President Donald Trump’s attorney Lin Wood has asked Republican voters in Georgia to hold off their ballots for the party senators in the key runoff elections in January till they are found to be doing enough to help the incumbent overturn the unfavorable outcomes of the November 3 polls. Democrat Joe Biden has been projected by the media houses to be the winner of the election beating Trump by a decent margin but the Republican commander-in-chief and his close aides have claimed that the election was stolen by the Dems. 

Wood, 68, said in a tweet mentioning the two Georgia Senators -- David Perdue and Kelly Loeffler -- that they did not deserve the voters' backing in the special election until they also joined the demand for action against the so-called ‘voter fraud’ in the Peach State. 

Kelly Loeffler (Getty Images)

“Politicians love votes & money (not necessarily in that order). Want to get @SenLoeffler & @sendavidperdue out of their basements to demand that action must be taken to fix steal of the 11/3 GA election? Threaten to withhold your votes & money. Demand that they represent you,” he said in his post on Twitter.



 

In another tweet, Wood tagged Perdue and Loeffler and other top officials of Georgia’s administration like Governor Brian Kemp, Lieutenant Governor Geoff Duncan, Georgia Secretary of State Brad Raffensperger and the state’s Attorney General Chris Carr -- all Republicans -- to take action and back Trump in his fight. He posted a picture of three canines to warn that they were becoming impatient and have teeth like Georgia’s voters.



 

In yet another tweet, Wood, who is best known for defending Richard Jewell in the Atlanta Olympics (1996) bomb threat case, took on Loeffler saying she was not elected but appointed by Governor Kemp (in January after incumbent Johnny Isakson resigned for health reasons) and if she wanted to get the Republican votes, she needed to support the special session of the Georgia legislature and President Trump. Loeffler has put herself in isolation after her Covid-19 results were found to be inconclusive.



 

Why Georgia runoff elections are important

Perdue and Loeffler have so far remained silent on the issue of voter fraud which Trump and his aides have not succeeded in establishing. The GOP duo has instead focused more on their January 5 elections. The balance of the Senate will be decided by the outcomes of the Georgia elections. Till now, the Republicans have clinched 50 seats while the Democrats and their associates have bagged 48 (46 plus two). If the Blue party bags both the seats from Georgia, it will come down to a 50-50 tie but the Dems will be effectively in control of the chamber since Biden is poised to win the White House and Democratic Vice President-elect Kamala Harris will have the power to cast votes to break the stalemate. The Republicans currently have a 53-47 lead in the Senate and will be keenly hoping the Georgia seats go to it to maintain the majority, even if slender. 

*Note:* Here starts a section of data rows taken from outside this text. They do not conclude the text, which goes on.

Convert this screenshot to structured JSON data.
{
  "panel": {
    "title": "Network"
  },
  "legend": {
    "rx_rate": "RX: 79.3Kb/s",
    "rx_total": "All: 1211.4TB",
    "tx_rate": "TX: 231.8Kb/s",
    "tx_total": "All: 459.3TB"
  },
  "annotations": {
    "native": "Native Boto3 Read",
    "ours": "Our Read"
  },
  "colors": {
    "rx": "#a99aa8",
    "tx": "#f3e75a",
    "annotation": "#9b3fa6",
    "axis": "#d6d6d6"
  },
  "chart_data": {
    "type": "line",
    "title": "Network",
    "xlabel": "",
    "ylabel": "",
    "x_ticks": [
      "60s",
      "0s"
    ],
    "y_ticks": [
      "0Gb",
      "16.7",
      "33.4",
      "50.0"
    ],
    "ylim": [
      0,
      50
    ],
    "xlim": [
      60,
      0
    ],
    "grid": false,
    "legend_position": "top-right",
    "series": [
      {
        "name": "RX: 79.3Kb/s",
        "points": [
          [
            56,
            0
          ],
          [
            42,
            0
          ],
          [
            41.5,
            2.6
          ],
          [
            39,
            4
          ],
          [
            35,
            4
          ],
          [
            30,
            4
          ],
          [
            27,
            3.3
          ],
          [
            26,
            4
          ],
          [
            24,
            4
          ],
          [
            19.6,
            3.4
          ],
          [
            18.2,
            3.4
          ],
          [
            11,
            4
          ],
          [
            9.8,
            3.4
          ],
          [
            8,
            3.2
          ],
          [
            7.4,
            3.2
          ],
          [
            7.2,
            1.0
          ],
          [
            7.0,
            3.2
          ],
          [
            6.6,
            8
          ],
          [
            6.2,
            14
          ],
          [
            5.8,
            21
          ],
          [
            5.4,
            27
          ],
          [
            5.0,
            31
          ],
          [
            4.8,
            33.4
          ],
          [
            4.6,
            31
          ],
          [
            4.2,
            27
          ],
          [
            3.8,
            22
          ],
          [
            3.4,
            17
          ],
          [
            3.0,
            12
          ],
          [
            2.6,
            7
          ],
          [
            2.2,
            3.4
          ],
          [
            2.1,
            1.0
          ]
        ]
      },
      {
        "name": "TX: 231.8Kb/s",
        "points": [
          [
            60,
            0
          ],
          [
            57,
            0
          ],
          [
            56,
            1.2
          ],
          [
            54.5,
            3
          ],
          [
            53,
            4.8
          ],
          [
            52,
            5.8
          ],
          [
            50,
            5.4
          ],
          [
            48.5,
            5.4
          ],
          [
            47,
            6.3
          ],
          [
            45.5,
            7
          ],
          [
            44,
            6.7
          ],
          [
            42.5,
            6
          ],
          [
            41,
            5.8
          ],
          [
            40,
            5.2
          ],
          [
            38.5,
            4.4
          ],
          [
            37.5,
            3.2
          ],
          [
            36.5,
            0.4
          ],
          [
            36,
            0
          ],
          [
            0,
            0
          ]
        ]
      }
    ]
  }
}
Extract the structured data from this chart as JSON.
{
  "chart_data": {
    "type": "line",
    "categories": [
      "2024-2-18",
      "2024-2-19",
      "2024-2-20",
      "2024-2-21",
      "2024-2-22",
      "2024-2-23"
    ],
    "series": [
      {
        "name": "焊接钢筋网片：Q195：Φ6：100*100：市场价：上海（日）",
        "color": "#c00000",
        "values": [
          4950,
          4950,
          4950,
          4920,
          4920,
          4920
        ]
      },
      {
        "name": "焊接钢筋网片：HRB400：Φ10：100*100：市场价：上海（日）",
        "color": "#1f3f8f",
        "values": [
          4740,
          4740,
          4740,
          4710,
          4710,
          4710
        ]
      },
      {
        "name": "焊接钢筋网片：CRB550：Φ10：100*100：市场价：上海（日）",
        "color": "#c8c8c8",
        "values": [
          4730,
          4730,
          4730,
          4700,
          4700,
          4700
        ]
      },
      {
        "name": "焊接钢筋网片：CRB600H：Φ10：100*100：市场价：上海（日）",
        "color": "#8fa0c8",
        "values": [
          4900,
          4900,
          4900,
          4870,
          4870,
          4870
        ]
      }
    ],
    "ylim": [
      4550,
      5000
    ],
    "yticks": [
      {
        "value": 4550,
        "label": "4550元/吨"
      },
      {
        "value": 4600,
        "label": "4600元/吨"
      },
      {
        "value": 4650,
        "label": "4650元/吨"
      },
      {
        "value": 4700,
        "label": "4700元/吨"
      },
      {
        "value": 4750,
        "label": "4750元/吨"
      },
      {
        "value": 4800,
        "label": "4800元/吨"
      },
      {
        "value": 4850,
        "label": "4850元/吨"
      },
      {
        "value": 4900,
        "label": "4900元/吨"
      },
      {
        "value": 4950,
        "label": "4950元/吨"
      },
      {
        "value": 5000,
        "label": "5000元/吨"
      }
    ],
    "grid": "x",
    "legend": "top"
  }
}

Both Loeffler and Perdue are in extremely tight contests with neither able to bag more than 50 percent of the votes in the election held earlier this month. Georgia requires the winner to get at least 50 percent of the voters to emerge the winner. 

David Perdue (Getty Images)

In the case of Loeffler who contested in the special election, her Democratic opponent Raphael Warnock won nearly 33 percent of the votes in the November election while the former trailed him with 26 percent. Perdue, on the other hand, got 49.8 percent of the votes while his opponent Jon Ossoff got 47.9 percent. 
 
Wood has also filed a suit against Raffensperger and called into question some of his actions that he believed undermined the integrity of the recently held election. While the former argued that Georgia’s election should not be certified and a hand recount should be held, the latter refused to entertain the emergency motion. He also alleged recently that his fellow Republicans were putting pressure on him to find ways to exclude ballots.